Understanding that I am adamantly against the right wing pontifications and their feeble interpretations of man, and God, and law, the issue is not easily thumbnailed in a few sentences. Every thought I render is just as quick to butcher another one standing in close proximity a few minutes later, unless discipline and context is imposed.
Browsing for insight a 700-page hardcover I bought several years ago called "Girls Lean Back Everywhere, The Law of Obscenity and the Assault on Genius" by Edward de Grazia, an attorney practicing communications and First Amendment law here in DC. He was integral in the landmark Henry Miller and William S. Burroughs publishing cases, as well as the "I am Curious—Yellow" Swedish film breakthrough. I am trying to formulate a "free speech/blue ribbon" position paper to correspond to the intellectual margin my web presence requires on matters literary and artistic. The title of the book is drawn from a quote "The Little Review" editor Jane Heap made at the James Joyce "Ulysses" hearing concerning some text in question. Her magazine was the first to publish excerpts and as such felt the strong arm of the law reach out in fierce rebuttal in an attempt to smack down her artistic sensibilities. The books cover most of the 20th century court battles from Zola, Joyce, Lawrence, Miller, Burroughs, Karen Finley, 2 Live Crew right on up through Mapplethorpe in an exquisite commentary bulked up by full first hand accounts of the noted judiciary principles, and their hodge-podge of so-called principals. So far, after several hours over several days in composite, I am still unsure how to approach this position paper.

While I believe in an artist's right, or more probably, his duty, is to exploit the tools of language and all media according to her own peculiar vision, I am also dead set against public funding of this area of life. Zilch. Rock music gets along without public grants. So can photographers, writers, and painters. If not prepared to give it all, or convince a private source for sustanance, then sorry charlie. A paradigm shift of the ways in which we view both art and the marketplace may be required, but public funding is a sham and a scandal to both artlover and arthater.

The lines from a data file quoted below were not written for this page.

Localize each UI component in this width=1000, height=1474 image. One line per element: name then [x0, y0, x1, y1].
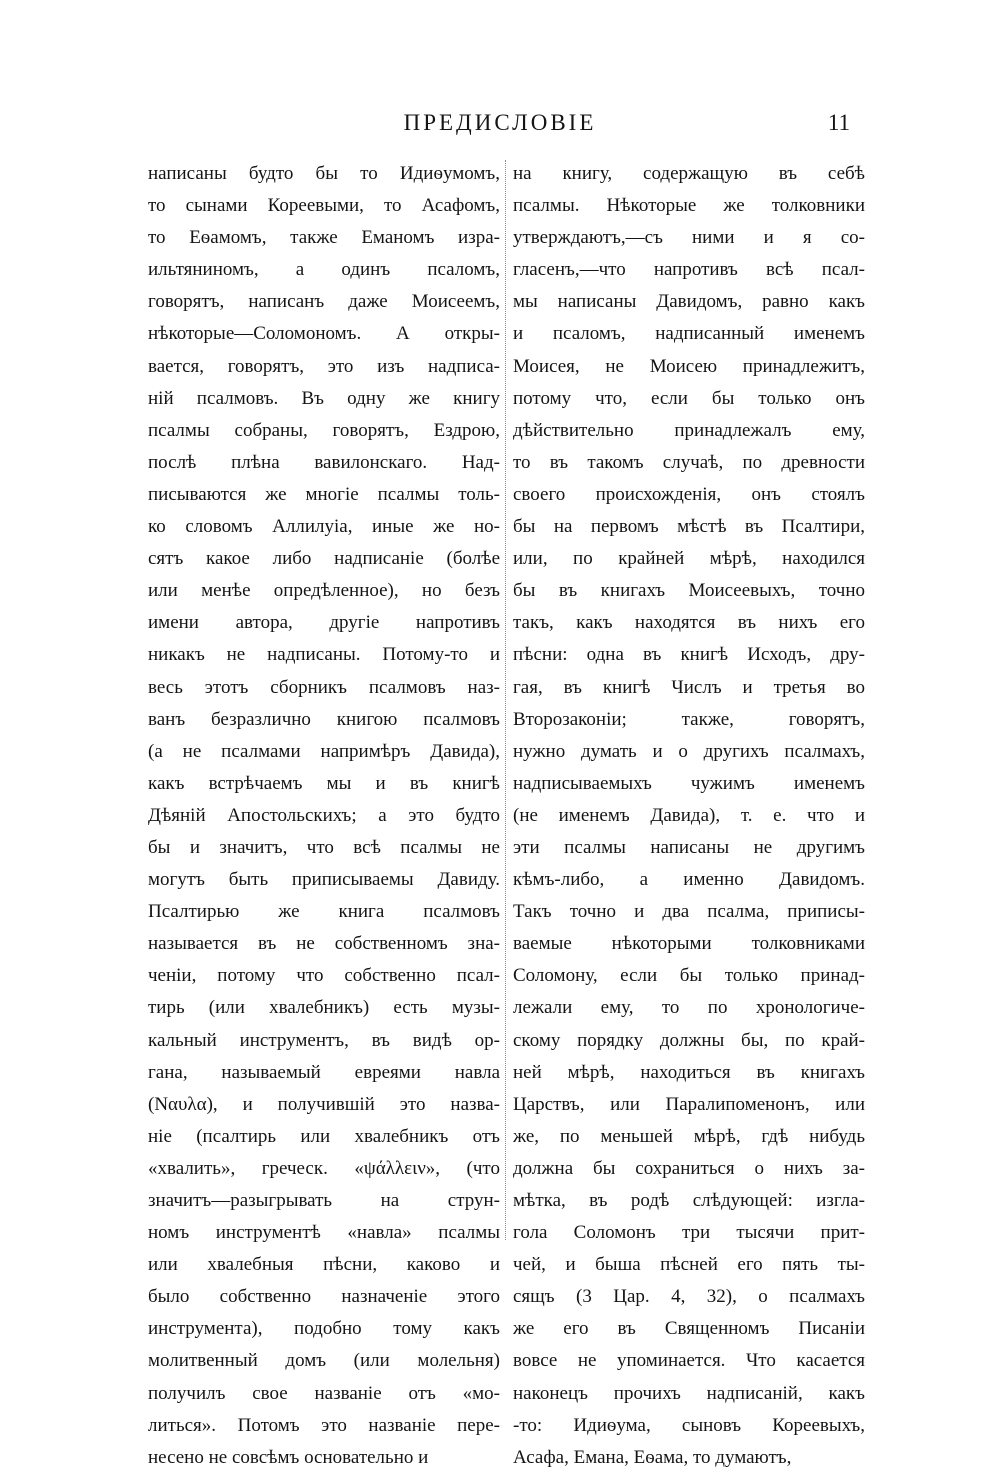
text-line: вается, говорятъ, это изъ надписа- — [148, 355, 500, 377]
text-line: же, по меньшей мѣрѣ, гдѣ нибудь — [513, 1125, 865, 1147]
text-line: Асафа, Емана, Еѳама, то думаютъ, — [513, 1446, 792, 1468]
text-line: Соломону, если бы только принад- — [513, 965, 865, 987]
text-line: чей, и быша пѣсней его пять ты- — [513, 1254, 865, 1276]
text-line: (а не псалмами напримѣръ Давида), — [148, 740, 500, 762]
text-line: гана, называемый евреями навла — [148, 1061, 500, 1083]
text-line: мы написаны Давидомъ, равно какъ — [513, 291, 865, 313]
text-line: утверждаютъ,—съ ними и я со- — [513, 227, 865, 249]
text-line: сящъ (3 Цар. 4, 32), о псалмахъ — [513, 1286, 865, 1308]
text-line: и псаломъ, надписанный именемъ — [513, 323, 865, 345]
text-line: Второзаконіи; также, говорятъ, — [513, 708, 865, 730]
text-line: псалмы собраны, говорятъ, Ездрою, — [148, 419, 500, 441]
column-divider — [505, 160, 506, 1240]
text-line: написаны будто бы то Идиѳумомъ, — [148, 163, 500, 184]
text-line: какъ встрѣчаемъ мы и въ книгѣ — [148, 772, 500, 794]
text-line: весь этотъ сборникъ псалмовъ наз- — [148, 676, 500, 698]
text-line: могутъ быть приписываемы Давиду. — [148, 869, 500, 891]
text-line: должна бы сохраниться о нихъ за- — [513, 1157, 865, 1179]
text-line: то въ такомъ случаѣ, по древности — [513, 451, 865, 473]
text-line: бы и значитъ, что всѣ псалмы не — [148, 836, 500, 858]
text-line: бы на первомъ мѣстѣ въ Псалтири, — [513, 516, 865, 538]
text-line: Дѣяній Апостольскихъ; а это будто — [148, 804, 500, 826]
text-line: нужно думать и о другихъ псалмахъ, — [513, 740, 865, 762]
right-text-column — [513, 158, 865, 1474]
text-line: дѣйствительно принадлежалъ ему, — [513, 419, 865, 441]
text-line: несено не совсѣмъ основательно и — [148, 1446, 429, 1468]
text-line: инструмента), подобно тому какъ — [148, 1318, 500, 1340]
text-line: имени автора, другіе напротивъ — [148, 612, 500, 634]
text-line: гола Соломонъ три тысячи прит- — [513, 1222, 865, 1244]
text-line: надписываемыхъ чужимъ именемъ — [513, 772, 865, 794]
text-line: мѣтка, въ родѣ слѣдующей: изгла- — [513, 1190, 865, 1211]
text-line: молитвенный домъ (или молельня) — [148, 1350, 500, 1372]
text-line: гая, въ книгѣ Числъ и третья во — [513, 676, 865, 698]
text-line: послѣ плѣна вавилонскаго. Над- — [148, 451, 500, 473]
page-number: 11 — [827, 110, 850, 135]
text-line: было собственно назначеніе этого — [148, 1286, 500, 1308]
text-line: -то: Идиѳума, сыновъ Кореевыхъ, — [513, 1414, 865, 1436]
text-line: ній псалмовъ. Въ одну же книгу — [148, 387, 500, 409]
text-line: на книгу, содержащую въ себѣ — [513, 163, 865, 184]
text-line: гласенъ,—что напротивъ всѣ псал- — [513, 259, 865, 281]
text-line: нѣкоторые—Соломономъ. А откры- — [148, 323, 500, 345]
text-line: Такъ точно и два псалма, приписы- — [513, 901, 865, 923]
text-line: кальный инструментъ, въ видѣ ор- — [148, 1029, 500, 1051]
text-line: скому порядку должны бы, по край- — [513, 1029, 865, 1051]
text-line: (не именемъ Давида), т. е. что и — [513, 804, 865, 826]
text-line: же его въ Священномъ Писаніи — [513, 1318, 865, 1340]
text-line: ваемые нѣкоторыми толковниками — [513, 933, 865, 955]
text-line: или менѣе опредѣленное), но безъ — [148, 580, 500, 602]
text-line: бы въ книгахъ Моисеевыхъ, точно — [513, 580, 865, 602]
text-line: лежали ему, то по хронологиче- — [513, 997, 865, 1019]
text-line: называется въ не собственномъ зна- — [148, 933, 500, 955]
text-line: своего происхожденія, онъ стоялъ — [513, 483, 865, 505]
text-line: никакъ не надписаны. Потому-то и — [148, 644, 500, 666]
left-text-column — [148, 158, 500, 1474]
text-line: то сынами Кореевыми, то Асафомъ, — [148, 195, 500, 217]
text-line: или, по крайней мѣрѣ, находился — [513, 548, 865, 570]
text-line: сятъ какое либо надписаніе (болѣе — [148, 548, 500, 570]
text-line: вовсе не упоминается. Что касается — [513, 1350, 865, 1372]
text-line: тирь (или хвалебникъ) есть музы- — [148, 997, 500, 1019]
text-line: Царствъ, или Паралипоменонъ, или — [513, 1093, 865, 1115]
text-line: псалмы. Нѣкоторые же толковники — [513, 195, 865, 217]
text-line: получилъ свое названіе отъ «мо- — [148, 1382, 500, 1404]
text-line: эти псалмы написаны не другимъ — [513, 836, 865, 858]
text-line: литься». Потомъ это названіе пере- — [148, 1414, 500, 1436]
text-line: ченіи, потому что собственно псал- — [148, 965, 500, 987]
text-line: ильтяниномъ, а одинъ псаломъ, — [148, 259, 500, 281]
text-line: или хвалебныя пѣсни, каково и — [148, 1254, 500, 1276]
text-line: наконецъ прочихъ надписаній, какъ — [513, 1382, 865, 1404]
text-line: ней мѣрѣ, находиться въ книгахъ — [513, 1061, 865, 1083]
text-line: пѣсни: одна въ книгѣ Исходъ, дру- — [513, 644, 865, 666]
text-line: такъ, какъ находятся въ нихъ его — [513, 612, 865, 634]
text-line: кѣмъ-либо, а именно Давидомъ. — [513, 869, 865, 891]
text-line: то Еѳамомъ, также Еманомъ изра- — [148, 227, 500, 249]
text-line: Моисея, не Моисею принадлежитъ, — [513, 355, 865, 377]
text-line: Псалтирью же книга псалмовъ — [148, 901, 500, 923]
text-line: потому что, если бы только онъ — [513, 387, 865, 409]
text-line: (Ναυλα), и получившій это назва- — [148, 1093, 500, 1115]
text-line: ванъ безразлично книгою псалмовъ — [148, 708, 500, 730]
text-line: говорятъ, написанъ даже Моисеемъ, — [148, 291, 500, 313]
running-title: ПРЕДИСЛОВІЕ — [403, 110, 597, 135]
text-line: номъ инструментѣ «навла» псалмы — [148, 1222, 500, 1244]
text-line: ко словомъ Аллилуіа, иные же но- — [148, 516, 500, 538]
text-line: значитъ—разыгрывать на струн- — [148, 1190, 500, 1211]
text-line: писываются же многіе псалмы толь- — [148, 483, 500, 505]
text-line: ніе (псалтирь или хвалебникъ отъ — [148, 1125, 500, 1147]
text-line: «хвалить», греческ. «ψάλλειν», (что — [148, 1157, 500, 1179]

And while I believe that the artist should be as free to draw from real life as he sees fit, I also am certain that the media, specifically films and TV have detrimentally added to the chaos of the past several generations and the sickening decline of the individual in respect to morals as they pertain to the rights of others. Understanding that I am adamantly against the right wing pontifications and their feeble interpretations of man, and God, and law, the issue is not easily thumbnailed in a few sentences. Every thought I render is just as quick to butcher another one standing in close proximity a few minutes later, unless discipline and context is imposed. Even so, freedom of speech is hardly a fair substitute for freedom of action. They must exist hand in hand.